Busting The Myths Of Artificial Intelligence
Conversations on artificial intelligence (AI) range from the extremely progressive views on the possibilities it offers to the other side of the spectrum where the chatter is all humdrum and the fear of losing jobs to machines overtakes everything else. Well, the fact is, both perspectives are right and matter equally.
Like with every new technology, changes due to advances in AI are difficult to comprehend in entirety since there are more unknowns than knowns. I am of the firm belief that we are barely scratching the surface with AI and significantly far from reaching the singularity. Hence, the need of the hour is to not fear AI and instead focus on understanding its relevance for our organizations and the human race at large. On that note, I have compiled a few myths that I often face during my advisory and consulting sessions with global end-user organizations.
Myth 1: Organizations do not really understand AI and it is something that we speak at events to take flights of fancy.
Hate to say it, but that is just not true. As per a recent Greyhound survey titled, State of AI 2017, more than 53 percent large organizations globally (we interviewed 5000 in 50 countries) are either already using AI for a project, conducting a proof of concept (PoC), or else planning to launch an initiative in the next 12 months. So, in other words, organizations are aggressively exploring ways and means to use AI over the next 3–5 years. But then there is the other 47 percent who either remain unclear about the use-case for their organization or have inhibitions around data privacy, security, compliance among other concerns. Having said that, all of these organizations (2350 to be precise) confirmed a good understanding about AI in general.
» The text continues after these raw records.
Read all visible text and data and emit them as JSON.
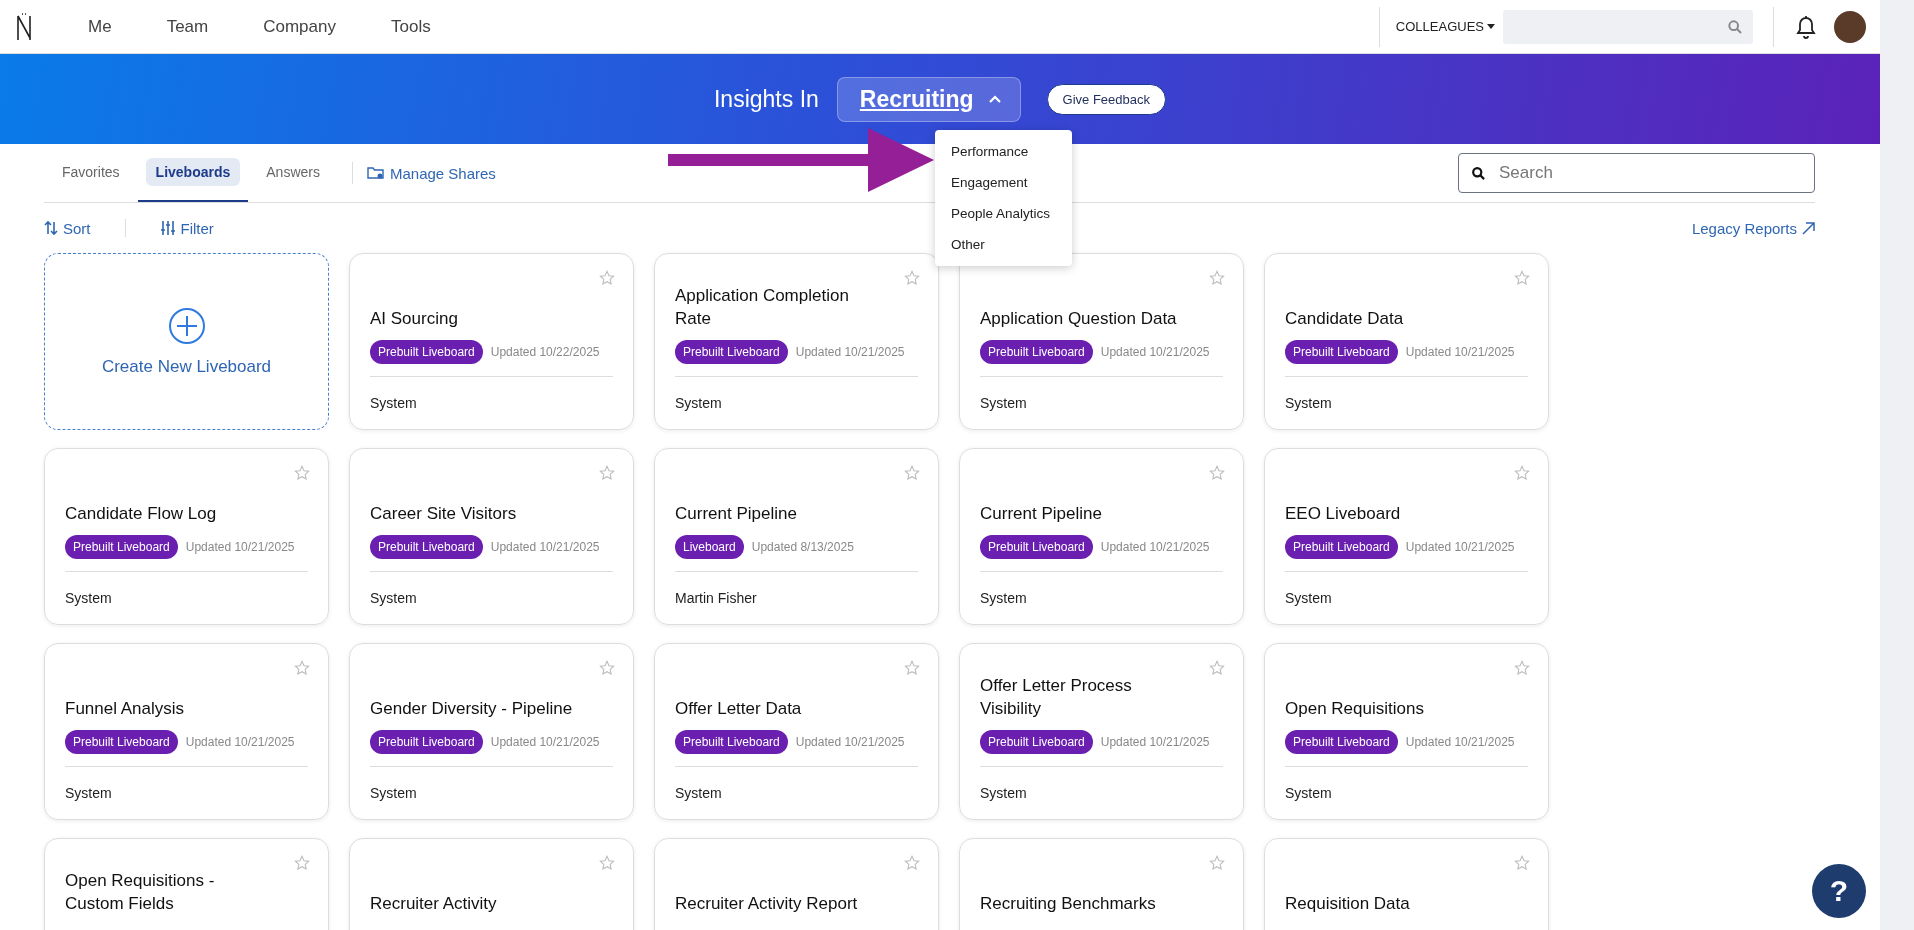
{
  "nav": {
    "items": [
      {
        "label": "Me"
      },
      {
        "label": "Team"
      },
      {
        "label": "Company"
      },
      {
        "label": "Tools"
      }
    ],
    "colleagues": "COLLEAGUES"
  },
  "banner": {
    "prefix": "Insights In",
    "area": "Recruiting",
    "expanded": true,
    "feedback": "Give Feedback"
  },
  "area_menu": [
    "Performance",
    "Engagement",
    "People Analytics",
    "Other"
  ],
  "tabs": [
    {
      "label": "Favorites",
      "selected": false
    },
    {
      "label": "Liveboards",
      "selected": true
    },
    {
      "label": "Answers",
      "selected": false
    }
  ],
  "manage_shares": "Manage Shares",
  "search": {
    "placeholder": "Search"
  },
  "sort": "Sort",
  "filter": "Filter",
  "legacy_reports": "Legacy Reports",
  "create_card": "Create New Liveboard",
  "cards": [
    {
      "title": "AI Sourcing",
      "badge": "Prebuilt Liveboard",
      "updated": "Updated 10/22/2025",
      "owner": "System",
      "starred": false
    },
    {
      "title": "Application Completion Rate",
      "badge": "Prebuilt Liveboard",
      "updated": "Updated 10/21/2025",
      "owner": "System",
      "starred": false
    },
    {
      "title": "Application Question Data",
      "badge": "Prebuilt Liveboard",
      "updated": "Updated 10/21/2025",
      "owner": "System",
      "starred": false
    },
    {
      "title": "Candidate Data",
      "badge": "Prebuilt Liveboard",
      "updated": "Updated 10/21/2025",
      "owner": "System",
      "starred": false
    },
    {
      "title": "Candidate Flow Log",
      "badge": "Prebuilt Liveboard",
      "updated": "Updated 10/21/2025",
      "owner": "System",
      "starred": false
    },
    {
      "title": "Career Site Visitors",
      "badge": "Prebuilt Liveboard",
      "updated": "Updated 10/21/2025",
      "owner": "System",
      "starred": false
    },
    {
      "title": "Current Pipeline",
      "badge": "Liveboard",
      "updated": "Updated 8/13/2025",
      "owner": "Martin Fisher",
      "starred": false
    },
    {
      "title": "Current Pipeline",
      "badge": "Prebuilt Liveboard",
      "updated": "Updated 10/21/2025",
      "owner": "System",
      "starred": false
    },
    {
      "title": "EEO Liveboard",
      "badge": "Prebuilt Liveboard",
      "updated": "Updated 10/21/2025",
      "owner": "System",
      "starred": false
    },
    {
      "title": "Funnel Analysis",
      "badge": "Prebuilt Liveboard",
      "updated": "Updated 10/21/2025",
      "owner": "System",
      "starred": false
    },
    {
      "title": "Gender Diversity - Pipeline",
      "badge": "Prebuilt Liveboard",
      "updated": "Updated 10/21/2025",
      "owner": "System",
      "starred": false
    },
    {
      "title": "Offer Letter Data",
      "badge": "Prebuilt Liveboard",
      "updated": "Updated 10/21/2025",
      "owner": "System",
      "starred": false
    },
    {
      "title": "Offer Letter Process Visibility",
      "badge": "Prebuilt Liveboard",
      "updated": "Updated 10/21/2025",
      "owner": "System",
      "starred": false
    },
    {
      "title": "Open Requisitions",
      "badge": "Prebuilt Liveboard",
      "updated": "Updated 10/21/2025",
      "owner": "System",
      "starred": false
    },
    {
      "title": "Open Requisitions - Custom Fields",
      "starred": false
    },
    {
      "title": "Recruiter Activity",
      "starred": false
    },
    {
      "title": "Recruiter Activity Report",
      "starred": false
    },
    {
      "title": "Recruiting Benchmarks",
      "starred": false
    },
    {
      "title": "Requisition Data",
      "starred": false
    }
  ],
  "help": "?"
}
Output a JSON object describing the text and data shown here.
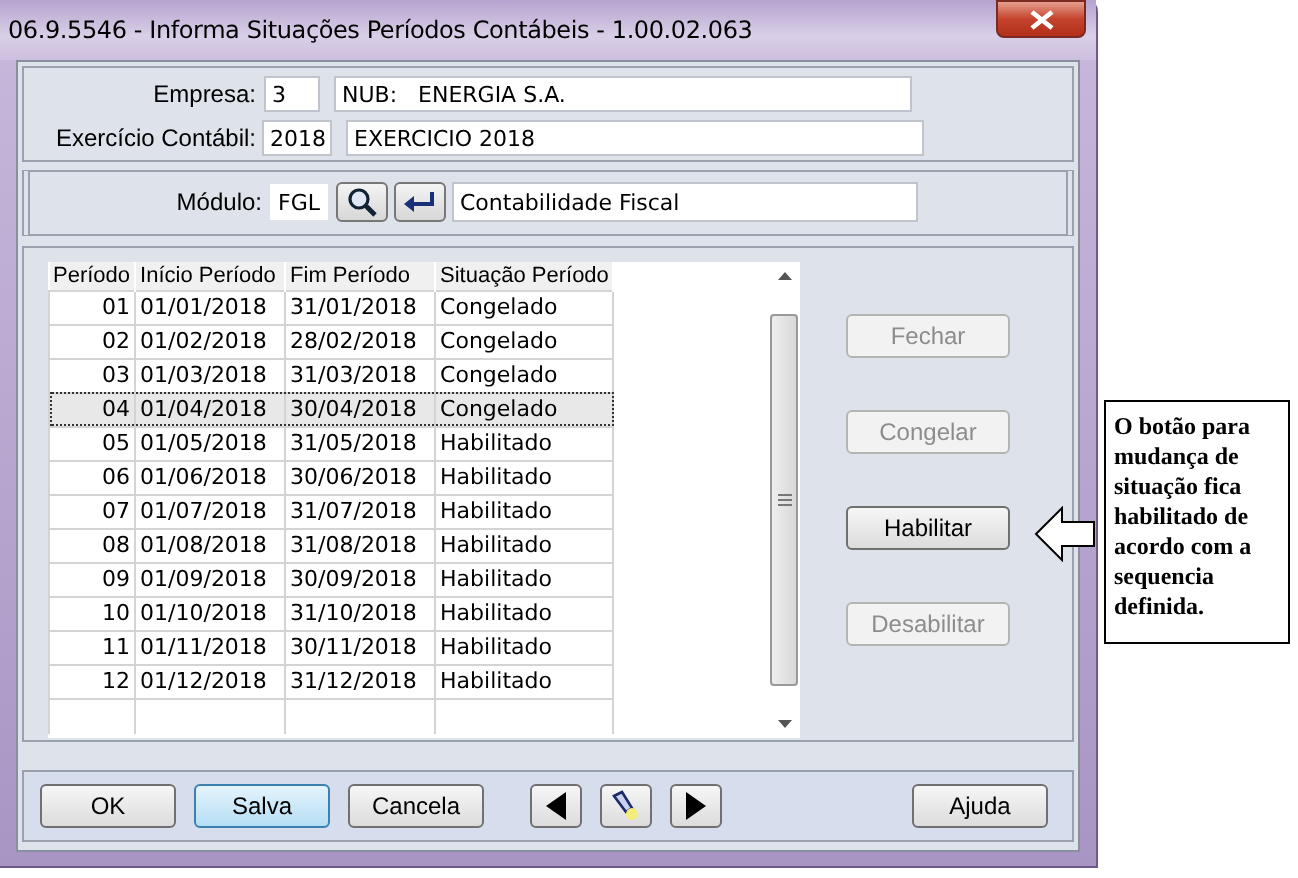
{
  "window": {
    "title": "06.9.5546 - Informa Situações Períodos Contábeis - 1.00.02.063"
  },
  "header": {
    "fields": [
      {
        "label": "Empresa:",
        "code": "3",
        "description": "NUB:   ENERGIA S.A."
      },
      {
        "label": "Exercício Contábil:",
        "code": "2018",
        "description": "EXERCICIO 2018"
      }
    ]
  },
  "module": {
    "label": "Módulo:",
    "code": "FGL",
    "description": "Contabilidade Fiscal"
  },
  "table": {
    "columns": [
      "Período",
      "Início Período",
      "Fim Período",
      "Situação Período"
    ],
    "rows": [
      {
        "cells": [
          "01",
          "01/01/2018",
          "31/01/2018",
          "Congelado"
        ],
        "selected": false
      },
      {
        "cells": [
          "02",
          "01/02/2018",
          "28/02/2018",
          "Congelado"
        ],
        "selected": false
      },
      {
        "cells": [
          "03",
          "01/03/2018",
          "31/03/2018",
          "Congelado"
        ],
        "selected": false
      },
      {
        "cells": [
          "04",
          "01/04/2018",
          "30/04/2018",
          "Congelado"
        ],
        "selected": true
      },
      {
        "cells": [
          "05",
          "01/05/2018",
          "31/05/2018",
          "Habilitado"
        ],
        "selected": false
      },
      {
        "cells": [
          "06",
          "01/06/2018",
          "30/06/2018",
          "Habilitado"
        ],
        "selected": false
      },
      {
        "cells": [
          "07",
          "01/07/2018",
          "31/07/2018",
          "Habilitado"
        ],
        "selected": false
      },
      {
        "cells": [
          "08",
          "01/08/2018",
          "31/08/2018",
          "Habilitado"
        ],
        "selected": false
      },
      {
        "cells": [
          "09",
          "01/09/2018",
          "30/09/2018",
          "Habilitado"
        ],
        "selected": false
      },
      {
        "cells": [
          "10",
          "01/10/2018",
          "31/10/2018",
          "Habilitado"
        ],
        "selected": false
      },
      {
        "cells": [
          "11",
          "01/11/2018",
          "30/11/2018",
          "Habilitado"
        ],
        "selected": false
      },
      {
        "cells": [
          "12",
          "01/12/2018",
          "31/12/2018",
          "Habilitado"
        ],
        "selected": false
      }
    ]
  },
  "side_buttons": [
    {
      "label": "Fechar",
      "disabled": true
    },
    {
      "label": "Congelar",
      "disabled": true
    },
    {
      "label": "Habilitar",
      "disabled": false
    },
    {
      "label": "Desabilitar",
      "disabled": true
    }
  ],
  "bottom_buttons": [
    {
      "kind": "text",
      "label": "OK",
      "focused": false
    },
    {
      "kind": "text",
      "label": "Salva",
      "focused": true
    },
    {
      "kind": "text",
      "label": "Cancela",
      "focused": false
    },
    {
      "kind": "previous"
    },
    {
      "kind": "find"
    },
    {
      "kind": "next"
    },
    {
      "kind": "text",
      "label": "Ajuda",
      "focused": false
    }
  ],
  "annotation": {
    "text": "O botão para mudança de situação fica habilitado de acordo com a sequencia definida."
  }
}
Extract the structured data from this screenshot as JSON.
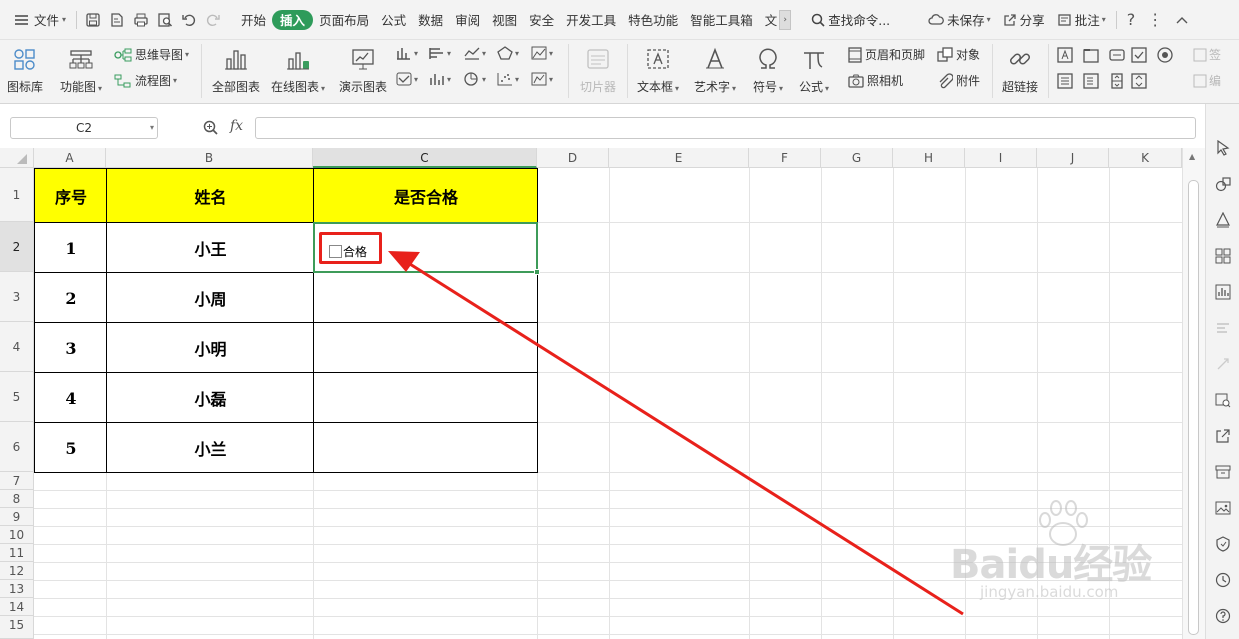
{
  "menubar": {
    "file": "文件",
    "tabs": [
      "开始",
      "插入",
      "页面布局",
      "公式",
      "数据",
      "审阅",
      "视图",
      "安全",
      "开发工具",
      "特色功能",
      "智能工具箱",
      "文"
    ],
    "active_tab_index": 1,
    "search": "查找命令...",
    "unsaved": "未保存",
    "share": "分享",
    "comment": "批注"
  },
  "ribbon": {
    "icon_lib": "图标库",
    "func_chart": "功能图",
    "mind_map": "思维导图",
    "flowchart": "流程图",
    "all_charts": "全部图表",
    "online_charts": "在线图表",
    "demo_charts": "演示图表",
    "slicer": "切片器",
    "textbox": "文本框",
    "wordart": "艺术字",
    "symbol": "符号",
    "formula": "公式",
    "header_footer": "页眉和页脚",
    "camera": "照相机",
    "object": "对象",
    "attachment": "附件",
    "hyperlink": "超链接",
    "sign": "签",
    "edit": "编"
  },
  "formula_bar": {
    "cell_ref": "C2",
    "fx": "fx",
    "content": ""
  },
  "columns": [
    "A",
    "B",
    "C",
    "D",
    "E",
    "F",
    "G",
    "H",
    "I",
    "J",
    "K"
  ],
  "selected_column": "C",
  "rows": [
    "1",
    "2",
    "3",
    "4",
    "5",
    "6",
    "7",
    "8",
    "9",
    "10",
    "11",
    "12",
    "13",
    "14",
    "15"
  ],
  "selected_row": "2",
  "table": {
    "headers": [
      "序号",
      "姓名",
      "是否合格"
    ],
    "rows": [
      {
        "no": "1",
        "name": "小王"
      },
      {
        "no": "2",
        "name": "小周"
      },
      {
        "no": "3",
        "name": "小明"
      },
      {
        "no": "4",
        "name": "小磊"
      },
      {
        "no": "5",
        "name": "小兰"
      }
    ],
    "header_bg": "#ffff00"
  },
  "checkbox": {
    "label": "合格",
    "checked": false
  },
  "annotation_color": "#e8211b",
  "selection_color": "#3d9b59",
  "watermark": {
    "brand": "Baidu经验",
    "url": "jingyan.baidu.com"
  }
}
Myth 2: AI will cause extensive unemployment and organizations will need lesser people in the years to come.
In my humble opinion, this is a gross misrepresentation of the impact of AI on organizations and structures. While it is fair to say that AI is helping organizations automate basic tasks of repeated nature, they are far (read decades) from reaching a level of maturity where AI (and robots) can replace humans in complete. The above-mentioned survey confirms much the same. As per the survey, only 12 percent organizations believe they will replace humans due to AI and robots. In fact, a significant 68 percent confirmed their intent to hire new people to manage increased complexity arising out of the use of AI. Hence my assertion that use of AI points to the need for newer skills, hence newer types of jobs and not the proposed lesser jobs.
Myth 3: Scale-out architecture (read cloud computing) is the best way to manage AI implementations.
This is something currently only the most technically-sound understand. But in my view, this is a critical stepping stone in the AI journey and hence needs to be well understood by most. Against popular perception, not all AI projects must use scale-out architectures based on central processing units (CPUs). Albeit those involving data from supervised learning are surely a good use-case for using scale-out architectures, the data from unsupervised and reinforced learning is mostly better managed on a distributed architecture using a combination of graphical processing units (GPUs) and tensor processing units (TPUs). In fact, in my 9 of 10 advisory sessions, I see global organizations struggle with processing speed (when using CPUs) and cost of execution at scale (when using GPUs) while running machine learning (ML) algorithms. Hence the need for user organizations to remain wary of that sales pitch that basis all of AI use-cases on cloud.
Irrespective of whether we fully understand AI or not, it is a force that needs to be reckoned with. As organizations take their unique journeys with AI, they will have their fair share of learnings and over time learn to use it for tactical advantages. It is the individuals here who need to sit up and take notice. Those who refuse to re-skill will surely fail to fit in the new world order and hence must be ready to miss the boat. In the end, the onus of being relevant in the era of AI is upon our own selves and not our employers.